Skipping is a strategy skill
Many decks lose because they accept too many medium cards. Skipping is not passive; it protects draw quality, keeps key cards appearing on time, and prevents the deck from becoming a pile of half-plans. A card is worth adding only when it improves a real fight window or strengthens a plan that already has support.
- Skip cards that do not improve the next danger window or the main plan.
- Add support only when the payoff is already plausible.
- Watch deck size together with draw, energy, and card quality.
Starter-deck challenges reveal the baseline
Starter-deck challenge footage is useful because it strips away flashy combos and exposes the basic skills that still win fights: route discipline, potion timing, blocking before greed, and knowing when a reward is not worth the draw-quality cost.

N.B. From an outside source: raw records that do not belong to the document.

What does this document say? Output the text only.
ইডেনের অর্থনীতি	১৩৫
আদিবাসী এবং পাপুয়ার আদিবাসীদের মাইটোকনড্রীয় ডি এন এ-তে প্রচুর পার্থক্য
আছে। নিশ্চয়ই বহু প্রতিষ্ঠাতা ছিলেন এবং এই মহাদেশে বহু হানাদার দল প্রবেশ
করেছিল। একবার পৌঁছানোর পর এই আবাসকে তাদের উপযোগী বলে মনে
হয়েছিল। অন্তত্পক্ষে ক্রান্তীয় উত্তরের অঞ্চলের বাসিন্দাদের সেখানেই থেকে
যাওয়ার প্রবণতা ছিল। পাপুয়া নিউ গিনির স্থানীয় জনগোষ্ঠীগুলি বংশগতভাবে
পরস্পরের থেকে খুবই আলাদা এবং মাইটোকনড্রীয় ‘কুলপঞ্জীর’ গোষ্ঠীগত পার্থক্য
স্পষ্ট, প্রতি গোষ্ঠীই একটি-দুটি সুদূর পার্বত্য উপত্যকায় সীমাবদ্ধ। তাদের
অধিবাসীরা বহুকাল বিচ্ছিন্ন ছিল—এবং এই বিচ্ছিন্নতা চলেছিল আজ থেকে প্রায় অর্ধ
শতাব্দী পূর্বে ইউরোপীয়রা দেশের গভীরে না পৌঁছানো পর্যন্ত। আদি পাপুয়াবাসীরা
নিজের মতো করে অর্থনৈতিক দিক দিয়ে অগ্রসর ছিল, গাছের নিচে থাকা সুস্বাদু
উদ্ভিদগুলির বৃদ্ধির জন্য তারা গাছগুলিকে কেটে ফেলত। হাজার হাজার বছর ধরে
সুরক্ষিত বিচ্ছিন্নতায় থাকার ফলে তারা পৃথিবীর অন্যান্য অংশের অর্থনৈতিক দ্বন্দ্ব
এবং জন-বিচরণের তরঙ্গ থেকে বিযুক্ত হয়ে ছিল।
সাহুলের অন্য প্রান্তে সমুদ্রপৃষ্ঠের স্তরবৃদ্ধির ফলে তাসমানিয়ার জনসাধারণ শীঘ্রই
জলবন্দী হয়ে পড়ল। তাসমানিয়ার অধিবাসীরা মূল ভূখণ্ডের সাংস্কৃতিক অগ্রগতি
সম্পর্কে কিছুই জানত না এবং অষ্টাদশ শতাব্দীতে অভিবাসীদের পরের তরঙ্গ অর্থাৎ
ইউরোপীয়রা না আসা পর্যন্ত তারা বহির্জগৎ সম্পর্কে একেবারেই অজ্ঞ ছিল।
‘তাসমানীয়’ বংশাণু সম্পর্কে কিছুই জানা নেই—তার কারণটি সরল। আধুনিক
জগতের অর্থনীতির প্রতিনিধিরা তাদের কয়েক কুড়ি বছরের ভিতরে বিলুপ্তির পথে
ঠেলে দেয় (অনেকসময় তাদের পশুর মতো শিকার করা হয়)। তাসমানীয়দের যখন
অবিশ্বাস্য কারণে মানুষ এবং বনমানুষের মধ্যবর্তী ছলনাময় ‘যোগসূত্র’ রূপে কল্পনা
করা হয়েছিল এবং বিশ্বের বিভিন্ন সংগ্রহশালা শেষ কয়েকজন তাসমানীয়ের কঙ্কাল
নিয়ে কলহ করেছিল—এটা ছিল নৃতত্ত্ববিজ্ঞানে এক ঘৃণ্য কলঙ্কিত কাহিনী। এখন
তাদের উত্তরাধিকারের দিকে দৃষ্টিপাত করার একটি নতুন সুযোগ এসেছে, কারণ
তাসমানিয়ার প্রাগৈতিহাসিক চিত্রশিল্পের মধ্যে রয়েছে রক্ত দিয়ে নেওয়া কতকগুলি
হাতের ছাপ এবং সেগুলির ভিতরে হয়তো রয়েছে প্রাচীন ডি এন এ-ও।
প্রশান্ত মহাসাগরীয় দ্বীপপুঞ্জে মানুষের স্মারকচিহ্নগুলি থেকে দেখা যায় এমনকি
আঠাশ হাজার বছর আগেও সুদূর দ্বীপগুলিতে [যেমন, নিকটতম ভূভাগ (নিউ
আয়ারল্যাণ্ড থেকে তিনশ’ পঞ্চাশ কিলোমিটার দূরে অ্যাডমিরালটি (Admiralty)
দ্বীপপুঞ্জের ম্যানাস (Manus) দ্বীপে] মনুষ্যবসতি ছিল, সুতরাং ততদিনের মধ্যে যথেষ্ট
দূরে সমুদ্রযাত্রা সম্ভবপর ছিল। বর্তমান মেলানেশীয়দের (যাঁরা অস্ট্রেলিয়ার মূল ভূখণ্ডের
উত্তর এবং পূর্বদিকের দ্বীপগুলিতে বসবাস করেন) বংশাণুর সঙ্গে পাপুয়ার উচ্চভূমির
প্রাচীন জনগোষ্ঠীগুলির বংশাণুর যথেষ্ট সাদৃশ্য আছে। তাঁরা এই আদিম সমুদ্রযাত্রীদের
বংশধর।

- Use starter-deck footage to explain baseline damage and block requirements.
- Connect challenge lessons to beginner, ascension, and boss-prep pages.
- Avoid turning one challenge win into a general recommendation for normal runs.
Deck size is a symptom, not the diagnosis
A large deck can still work when it has enough draw, redundancy, and fight-specific answers. A small deck can still fail when it lacks damage, block, or scaling. Strategy pages should teach players to judge why a deck is large, what each added card solves, and whether the next fight punishes slow access to key cards.

- Judge additions by job, redundancy, and timing instead of card count alone.
- Watch whether the deck can find block and damage before scaling matters.
- Link deck-size lessons into character build pages where the tradeoffs differ.
Extended beginner guides become route maps
Long beginner strategy videos should be distilled into route maps for returning players: what to check before an elite, when to rest, when to upgrade, and which mistakes matter most after the sequel changes enemy pressure. The final article should feel like a decision checklist, not a transcript.

- Convert long-form tips into short route decisions readers can scan.
- Send character-specific examples to the relevant character pages.
- Keep repeated beginner advice only when it helps returning players relearn sequel pressure.
Act 1 losses are usually route and timing failures
Max-ascension Act 1 footage is useful because it shows how small greedy decisions compound before the deck has enough power. The strategy page should turn those examples into checks: whether the next elite is realistic, whether the deck needs damage before scaling, and whether the safest path is boring but correct.

- Check if the deck can beat the next elite before chasing long-term scaling.
- Use rest, upgrade, and shop choices as route-risk examples.
- Connect Act 1 failures to character pages where the early fixes differ.
Replay footage belongs in review workflows
Replay-guide videos are useful when they help players review decisions after a run instead of chasing a single trick. The strategy page should use replay footage to teach what to tag: the first greedy pick, the first missed potion window, the first fight the deck could not solve, and the reward screen that changed the run direction.

- Tag one drafting mistake, one route mistake, and one combat mistake per reviewed run.
- Use replay notes to improve future route and reward decisions.
- Archive replay clips that do not expose a repeatable lesson.
Negative-status builds need risk accounting
Negative-status cards can look overpowered when the payoff is online, but the strategy page should track the cost before recommending them. The key question is whether the deck can absorb bad draws, status clutter, and boss pressure while still reaching the payoff turn.

- Explain what the deck gains for accepting status-card risk.
- Check whether bad hands become worse before the payoff appears.
- Link validated status builds to best-build and character pages only after repeated proof.
Editorial note
This page is part of the first English-only content batch. It is written conservatively for Early Access and should be tightened whenever a major patch changes public information or run data.